Buying a home requires a down payment unless you are paying all cash. Most people choose to take a mortgage loan, and a new journey begins.
FHA loans have a minimum requirement of a 3.5% down payment. Other conventional loans require 20% or more. There are 0% down payment programs. However, in this article, I want to discuss the pros and cons of making a high down payment.
Some people believe that a high down payment helps you along the way. Your submission is earning you equity in the house. On the contrast, you find opinions such as there are better uses of that money. You shouldn’t lock the funds into your home. It can be an ongoing discussion. My goal with this article is to list down the disadvantages and the benefits of making a high payment.

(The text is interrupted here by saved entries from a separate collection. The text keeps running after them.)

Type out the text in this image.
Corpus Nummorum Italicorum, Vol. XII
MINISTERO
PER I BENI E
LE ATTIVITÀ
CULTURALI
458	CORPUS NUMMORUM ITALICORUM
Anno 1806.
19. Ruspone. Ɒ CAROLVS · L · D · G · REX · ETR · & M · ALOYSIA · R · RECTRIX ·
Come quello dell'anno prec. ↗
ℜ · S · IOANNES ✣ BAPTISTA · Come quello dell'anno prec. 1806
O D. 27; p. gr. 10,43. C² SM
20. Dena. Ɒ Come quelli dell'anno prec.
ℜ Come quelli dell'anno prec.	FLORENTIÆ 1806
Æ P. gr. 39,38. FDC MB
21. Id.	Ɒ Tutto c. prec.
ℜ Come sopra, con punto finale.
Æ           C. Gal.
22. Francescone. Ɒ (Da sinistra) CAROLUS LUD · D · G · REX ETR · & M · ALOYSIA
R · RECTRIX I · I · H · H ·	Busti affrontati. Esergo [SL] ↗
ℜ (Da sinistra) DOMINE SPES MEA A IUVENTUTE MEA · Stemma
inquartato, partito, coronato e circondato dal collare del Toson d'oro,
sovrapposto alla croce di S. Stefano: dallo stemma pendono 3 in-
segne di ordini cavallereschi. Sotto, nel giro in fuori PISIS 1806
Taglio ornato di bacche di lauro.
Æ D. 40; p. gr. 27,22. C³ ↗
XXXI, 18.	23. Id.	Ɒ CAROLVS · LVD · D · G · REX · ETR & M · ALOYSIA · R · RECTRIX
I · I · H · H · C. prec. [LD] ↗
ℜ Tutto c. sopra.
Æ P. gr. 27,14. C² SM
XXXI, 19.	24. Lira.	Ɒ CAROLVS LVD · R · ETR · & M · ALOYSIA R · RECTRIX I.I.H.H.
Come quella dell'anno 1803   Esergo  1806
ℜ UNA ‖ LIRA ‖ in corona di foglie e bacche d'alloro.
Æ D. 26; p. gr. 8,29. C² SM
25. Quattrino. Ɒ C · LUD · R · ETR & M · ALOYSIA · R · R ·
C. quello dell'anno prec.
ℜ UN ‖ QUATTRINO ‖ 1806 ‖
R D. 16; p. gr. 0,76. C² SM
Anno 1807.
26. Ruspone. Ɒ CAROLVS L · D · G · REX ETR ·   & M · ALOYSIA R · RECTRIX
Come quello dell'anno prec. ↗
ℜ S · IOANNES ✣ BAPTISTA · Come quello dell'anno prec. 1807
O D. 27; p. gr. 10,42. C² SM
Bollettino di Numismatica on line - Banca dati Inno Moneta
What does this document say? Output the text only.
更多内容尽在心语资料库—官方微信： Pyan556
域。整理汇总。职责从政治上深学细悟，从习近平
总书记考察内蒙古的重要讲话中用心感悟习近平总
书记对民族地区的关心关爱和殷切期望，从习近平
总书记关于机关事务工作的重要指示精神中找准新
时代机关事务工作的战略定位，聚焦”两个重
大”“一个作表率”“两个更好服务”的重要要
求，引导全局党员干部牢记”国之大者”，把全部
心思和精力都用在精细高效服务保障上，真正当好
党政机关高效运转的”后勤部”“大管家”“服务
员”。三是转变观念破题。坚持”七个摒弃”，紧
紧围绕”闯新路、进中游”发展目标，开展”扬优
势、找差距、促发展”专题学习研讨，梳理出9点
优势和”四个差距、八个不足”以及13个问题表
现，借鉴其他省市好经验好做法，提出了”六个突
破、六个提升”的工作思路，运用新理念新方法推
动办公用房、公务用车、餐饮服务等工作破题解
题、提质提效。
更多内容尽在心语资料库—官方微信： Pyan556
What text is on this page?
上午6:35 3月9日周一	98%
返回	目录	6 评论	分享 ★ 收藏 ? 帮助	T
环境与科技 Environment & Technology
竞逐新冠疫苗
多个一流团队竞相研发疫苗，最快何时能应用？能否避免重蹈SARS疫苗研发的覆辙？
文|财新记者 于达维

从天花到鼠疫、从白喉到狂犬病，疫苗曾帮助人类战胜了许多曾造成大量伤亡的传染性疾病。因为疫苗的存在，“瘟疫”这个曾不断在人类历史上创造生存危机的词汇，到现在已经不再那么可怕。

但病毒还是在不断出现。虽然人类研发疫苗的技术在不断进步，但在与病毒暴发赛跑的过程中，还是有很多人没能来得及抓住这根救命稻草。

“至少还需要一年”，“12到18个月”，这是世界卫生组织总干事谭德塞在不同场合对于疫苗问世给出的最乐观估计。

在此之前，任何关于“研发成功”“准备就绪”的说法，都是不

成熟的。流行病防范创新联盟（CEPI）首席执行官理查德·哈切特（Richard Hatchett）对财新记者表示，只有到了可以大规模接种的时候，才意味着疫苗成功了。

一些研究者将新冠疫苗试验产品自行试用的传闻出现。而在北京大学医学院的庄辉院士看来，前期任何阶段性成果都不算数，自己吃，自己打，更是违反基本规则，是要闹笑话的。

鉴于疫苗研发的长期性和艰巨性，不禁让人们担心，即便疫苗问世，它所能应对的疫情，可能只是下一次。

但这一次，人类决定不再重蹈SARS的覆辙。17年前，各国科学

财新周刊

The lender is assuming a risk by lending you the discussed amount. The bank is at the risk if you default on the loan.
In this case, the initial deposit protects the bank. Statistics suggest that if you make a high payment, there are fewer chances that you’ll default on the loan. Let’s say; you’re unable to pay the remaining amount. Still, the equity allows the bank to sell the house and recoup their investment without trouble. The sole purpose of a down payment is to minimize the lender’s risk.
Submitting over 20% makes you a less risky candidate. That’s why, a high down payment, can get you approved quickly. You can also qualify for a lower interest rate. While it’s true, that a high amount can help with mortgage approval, it doesn’t affect your interest rate. Your credit score has a comparatively higher impact on the interest rate and improving your credit score might prove to be a better choice.
You don’t have to pay for the PMI. Most lenders want to finance up to 80% of the asset’s value, and financing over that requires extra insurance. However, you can skip this additional payment.
A high down payment results in reduced monthly installments that automatically translates into a reduced debt to income ratio. Mortgage approval requirements say that the monthly installment should not make up more than 33% of your income.
A small installment reduces the debt-to-income ratio, which will help you qualify for other loans.
You are getting a home with built-in equity. You have paid a significant sum for the house. In case of an emergency, you can withdraw money that you paid other than the initial 20%. Over time, property prices tend to increase, and your investment also grows with time.
It can take years to save up thousands of dollars. If that’s the case, you’ll likely buy a home later. Whereas, a small down payment allows you to make the decision earlier than later.
You spend years saving for the house but exhausting your entire savings account for the home is not the right decision. If you’re planning to pay more for the house, have a savings account that can support you for at least 12 months.
How much you want to pay for the house? The answer is going to be an individual preference. My suggestion is to visualize the ideal scenario. In most cases, the perfect situation is to have easy monthly installments and a good enough savings account. After that, you can pay the remaining funds to the mortgage lender.